PS vs CDS-PP: cumprir calendário com “ideologia do género”
Entre o líder do partido que vai à frente nas intenções de voto e o que vai caindo para os últimos lugares, o que estava em jogo no debate deste domingo não era muito. A saúde levou metade do debate morno, com um Francisco Rodrigues dos Santos a fugir ao “choque fiscal” e a esgrimir a “ideologia do género”.
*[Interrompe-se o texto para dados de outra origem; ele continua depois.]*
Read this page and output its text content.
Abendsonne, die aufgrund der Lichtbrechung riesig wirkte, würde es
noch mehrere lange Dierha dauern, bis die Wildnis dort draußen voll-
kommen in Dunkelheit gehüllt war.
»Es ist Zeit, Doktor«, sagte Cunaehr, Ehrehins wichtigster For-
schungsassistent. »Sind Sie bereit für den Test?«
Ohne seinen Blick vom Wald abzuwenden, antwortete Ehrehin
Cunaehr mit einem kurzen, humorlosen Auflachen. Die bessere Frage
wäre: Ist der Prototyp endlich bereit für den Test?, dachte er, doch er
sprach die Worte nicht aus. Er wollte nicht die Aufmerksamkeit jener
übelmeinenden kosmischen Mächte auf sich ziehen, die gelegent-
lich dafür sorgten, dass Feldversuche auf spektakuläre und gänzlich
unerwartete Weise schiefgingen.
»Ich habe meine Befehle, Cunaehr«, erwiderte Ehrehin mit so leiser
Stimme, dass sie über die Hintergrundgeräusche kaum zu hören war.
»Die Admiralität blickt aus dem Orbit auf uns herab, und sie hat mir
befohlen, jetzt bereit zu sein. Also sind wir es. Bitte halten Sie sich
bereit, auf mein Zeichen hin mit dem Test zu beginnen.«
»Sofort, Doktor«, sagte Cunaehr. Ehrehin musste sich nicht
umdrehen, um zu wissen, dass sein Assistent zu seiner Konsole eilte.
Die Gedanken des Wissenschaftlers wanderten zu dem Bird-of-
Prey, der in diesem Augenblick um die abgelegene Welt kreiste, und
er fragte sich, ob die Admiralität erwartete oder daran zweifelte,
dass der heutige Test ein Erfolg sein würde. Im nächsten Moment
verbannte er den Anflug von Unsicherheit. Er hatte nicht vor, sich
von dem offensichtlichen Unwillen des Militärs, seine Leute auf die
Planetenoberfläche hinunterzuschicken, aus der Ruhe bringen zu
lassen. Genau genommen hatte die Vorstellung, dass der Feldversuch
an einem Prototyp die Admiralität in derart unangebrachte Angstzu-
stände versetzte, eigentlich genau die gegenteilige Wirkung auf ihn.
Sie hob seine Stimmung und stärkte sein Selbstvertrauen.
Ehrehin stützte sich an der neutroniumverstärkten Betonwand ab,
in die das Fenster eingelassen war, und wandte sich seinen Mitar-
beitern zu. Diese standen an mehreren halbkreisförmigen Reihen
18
Se muito se tem discutido sobre o modelo dos debates de 25 minutos e a sua incapacidade de servirem para os portugueses perceberem “as ideias que os partidos têm para o país”, como se um momento de telescola político alongado vezes 36 colmatasse a estrutural falta de comunicação entre as partes. Mas a verdade é que o formato tem dado ocasião para alguns momentos de interessante leitura política. Sobre alianças como a de Rui Rio e André Ventura ou António Costa e Jerónimo de Sousa. Ou sobre confronto ideológico, como com Rui Tavares e Ventura ou Inês de Sousa Real e Cotrim Figueiredo. E outros de puro gozo do confronto de líderes como entre os do BE e do PSD ou do CDS-PP e da IL.
A meio da maratona de debates, o encontro entre António Costa e Francisco Rodrigues dos Santos, não foi nenhum desses momentos. Sim, houve diferenciação ideológica em temas como a saúde e a educação, mas os argumentos soaram estafados e no que ao confronto diz respeito Costa raramente largou a pose zen e Francisco Rodrigues dos Santos até esteve mais calmo que nos anteriores debates.
O líder do CDS-PP até entrou a ganhar, com a ajuda da jornalista, que confrontou António Costa com a promessa não cumprida de dar médico de família a todos os portugueses. Francisco Rodrigues dos Santos reforçou com a responsabilidade socialista na estagnação nos últimos 20 anos, mas regressou ao tema da saúde, onde pouco mais tinha para esgrimir do que a necessidade de aumentar a contratualização com os privados. Numa altura em que centenas de milhares de portugueses contactam com os privados para fazerem os seus testes à covid-19 de graça, talvez não seja a linha de argumentação mais impactante, mas Rodrigues dos Santos insistiu.
E assim se passou metade do debate, com Costa a debitar números e objectivos e o líder do CDS-PP a repetir “privados”, mesmo quando a jornalista tentou interrogá-lo sobre o seu “choque fiscal”, na primeira de várias vezes.
Um raro lampejo de confronto viu-se de seguida quando Francisco Rodrigues dos Santos foi pelo chavão da “ideologia do género”, uma “porta aberta ao totalitarismo” que ele nem encontra paralelo em Cuba ou na Venezuela, numa referência a um caso de Famalicão relacionado com a frequência da disciplina de Cidadania. À ideologia, Costa, seguro, contrapôs a Constituição: “Não vamos confundir crenças com os valores constitucionalmente consagrados”.
Para aí à quarta tentativa a jornalista lá conseguiu que o líder do CDS não evitasse o “choque fiscal”, com Rodrigues dos Santos a reafirmar a vontade da descida no IRC e a criação de um limite sobre os produtos petrolíferos. O líder do PS lembrou que “sempre que a direita falou em choque fiscal, a primeira coisa que fez foi aumentar impostos” e rematou com o aumento no último Governo em que o CDS participou.
Se ainda conseguiu algum fôlego ao lembrar que António Costa é o “primeiro-ministro do Inverno demográfico em Portugal”, a área fiscal devia ser mesmo terreno a evitar pelo líder do CDS, que viu o líder do PS a desmontar a proposta dos centristas para as famílias numerosas, como favorecendo no IRS aos agregados com mais posses.
Inconformado, o político com o pin do Colégio Militar na lapela ainda foi buscar o “falcão” Ronald Reagan para responder à acusação de Costa de ter propostas utópicas: “O socialismo é o sistema que só funciona no céu, onde não é preciso, e no inferno, onde já existe”. Mas o tempo tinha acabado e aqui na Terra ficava mais um debate que não deslustrou, mas também não brilhou. Cumpriu calendário.